Sabtu, 05 November 2011

Mengapa perayaan Idul Adha tidak terlalu meriah jika dibandingkan dengan perayaan Idul Fitri di negara kita

Hari raya Idul Fitri di negeri kita lebih tepat dilihat sebagai perayaan kebudayaan ketimbang perayaan keagamaan. Tentu saja dasar Idul Fitri tetap hari raya yang berdasarkan pada agama. Namun, perayaan itu berkelindan dengan keunikan dan kekhasan budaya masyarakat setempat. 

Di Timur Tengah, Idul Fitri tidak dirayakan sebesar dan semeriah seperti di sini. Perayaan terbesar di sana adalah Idul Adha yang disebut sebagai ’aidul akbar (hari raya terbesar). 
 
Di Tanah Hijâz—Arab Saudi saat ini—perayaan Idul Adha meriah karena terkait dengan ibadah haji. Sejak pra-Islam, ibadah haji memainkan peranan penting. Tak hanya ritual keagamaan, tetapi juga perekonomian dan pertemuan budaya. Di negeri Mesir juga, seperti yang pernah saya amati, Idul Adha merupakan hari besar yang dirayakan, bukan Idul Fitri, meskipun Mesir jauh dari lokasi ibadah haji. 
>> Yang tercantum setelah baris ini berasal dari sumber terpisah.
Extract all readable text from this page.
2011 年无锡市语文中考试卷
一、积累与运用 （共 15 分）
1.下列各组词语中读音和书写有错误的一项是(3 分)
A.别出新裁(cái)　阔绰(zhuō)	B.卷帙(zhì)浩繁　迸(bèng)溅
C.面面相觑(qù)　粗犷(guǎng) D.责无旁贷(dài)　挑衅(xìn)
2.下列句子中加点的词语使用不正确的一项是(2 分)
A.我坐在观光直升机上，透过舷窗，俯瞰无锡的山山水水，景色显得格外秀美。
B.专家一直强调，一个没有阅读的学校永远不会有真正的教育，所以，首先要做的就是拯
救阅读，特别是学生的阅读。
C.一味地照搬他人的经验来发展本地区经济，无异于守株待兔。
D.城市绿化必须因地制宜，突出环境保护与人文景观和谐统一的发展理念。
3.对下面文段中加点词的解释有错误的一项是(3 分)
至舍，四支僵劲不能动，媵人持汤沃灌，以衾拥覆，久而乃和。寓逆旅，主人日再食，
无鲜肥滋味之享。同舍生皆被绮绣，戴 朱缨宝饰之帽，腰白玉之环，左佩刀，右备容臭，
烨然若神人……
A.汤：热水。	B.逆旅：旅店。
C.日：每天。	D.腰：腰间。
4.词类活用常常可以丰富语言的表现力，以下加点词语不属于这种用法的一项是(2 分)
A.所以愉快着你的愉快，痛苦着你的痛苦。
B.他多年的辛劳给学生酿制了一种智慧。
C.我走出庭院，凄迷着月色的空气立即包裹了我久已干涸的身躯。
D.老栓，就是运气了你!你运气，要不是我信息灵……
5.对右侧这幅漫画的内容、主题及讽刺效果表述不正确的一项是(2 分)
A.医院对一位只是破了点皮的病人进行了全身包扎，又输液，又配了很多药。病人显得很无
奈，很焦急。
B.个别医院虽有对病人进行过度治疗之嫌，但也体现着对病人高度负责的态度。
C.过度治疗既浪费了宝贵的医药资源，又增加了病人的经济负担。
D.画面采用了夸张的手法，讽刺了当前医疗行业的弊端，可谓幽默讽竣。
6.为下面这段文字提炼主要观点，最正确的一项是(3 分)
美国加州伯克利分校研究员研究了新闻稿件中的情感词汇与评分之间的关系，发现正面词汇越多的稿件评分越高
Pada hari raya Idul Fitri, masyarakat Mesir menyambutnya ”biasa-biasa” saja. Mereka seperti merayakan hari libur, tidak ada tradisi mudik untuk bertemu sanak saudara. Mereka memilih bertamasya, memenuhi pantai, kebun dan taman, serta tempat wisata lainnya. 

Akan tetapi, ketika Idul Adha tiba, muncul tradisi berkumpul dengan keluarga, yang biasanya dimulai dengan penyembelihan hewan kurban. Sanak saudara, kerabat, dan tetangga berkumpul untuk menyambut undangan keluarga lain yang akan memotong hewan kurban. Maka, Idul Adha pun sangat terbatas bagi mereka yang mampu: mereka yang mampu beribadah haji dan mereka yang mampu membeli serta menyembelih daging kurban. 

Dibandingkan dengan Idul Adha dan budaya di Timur Tengah, tampak ”kelebihan” Idul Fitri dan budaya di sini. Idul Fitri adalah perayaan hari besar yang egaliter dan masif karena Idul Fitri tidak berkaitan dengan kemampuan ekonomi seseorang, seperti pada berhaji atau menyembelih kurban. Idul Fitri dirayakan oleh siapa pun yang telah tuntas menunaikan ibadah puasa. Oleh karena itu, Idul Fitri lebih bisa dirayakan semua kalangan, mulai dari mereka yang tidak mampu hingga mereka yang kaya. Dengan kata lain, tidak terbatas bagi kalangan yang mapan dalam ekonomi. 

Untuk menyambut Idul Fitri, ketika ”hukum pasar” akan memaksa semua harga kebutuhan bahan pokok naik tinggi, kita diingatkan pada tradisi masyarakat yang mencoba menyiasati ”kekejaman pasar” ini. Menjelang Lebaran, harga daging melambung, sementara di hari yang fitri ini akan banyak tamu dan kerabat yang berdatangan. 

Pada tradisinya, Idul Fitri memang tak lepas dari suguhan makanan. Maka, masyarakat di kampung pun menyiasati jauh hari, misalnya dengan patungan membeli anak sapi setahun sebelumnya dengan harga yang sangat murah, dipelihara selama setahun, dan dipotong sehari sebelum Lebaran. 

Tradisi masyarakat ini lebih konkret dibandingkan dengan iming-iming diskon di mal. Kebiasaan yang tak hanya berkaitan dengan urusan daging, tetapi juga arisan untuk sandang dan bahan kebutuhan pokok. Inilah ”kearifan lokal” yang dapat kita temukan dalam Lebaran, yang nuansanya lebih egaliter dan menyentuh semua kalangan. Inilah kecerdasan masyarakat tradisional untuk menyiasati ”hukum pasar” yang semakin angkuh.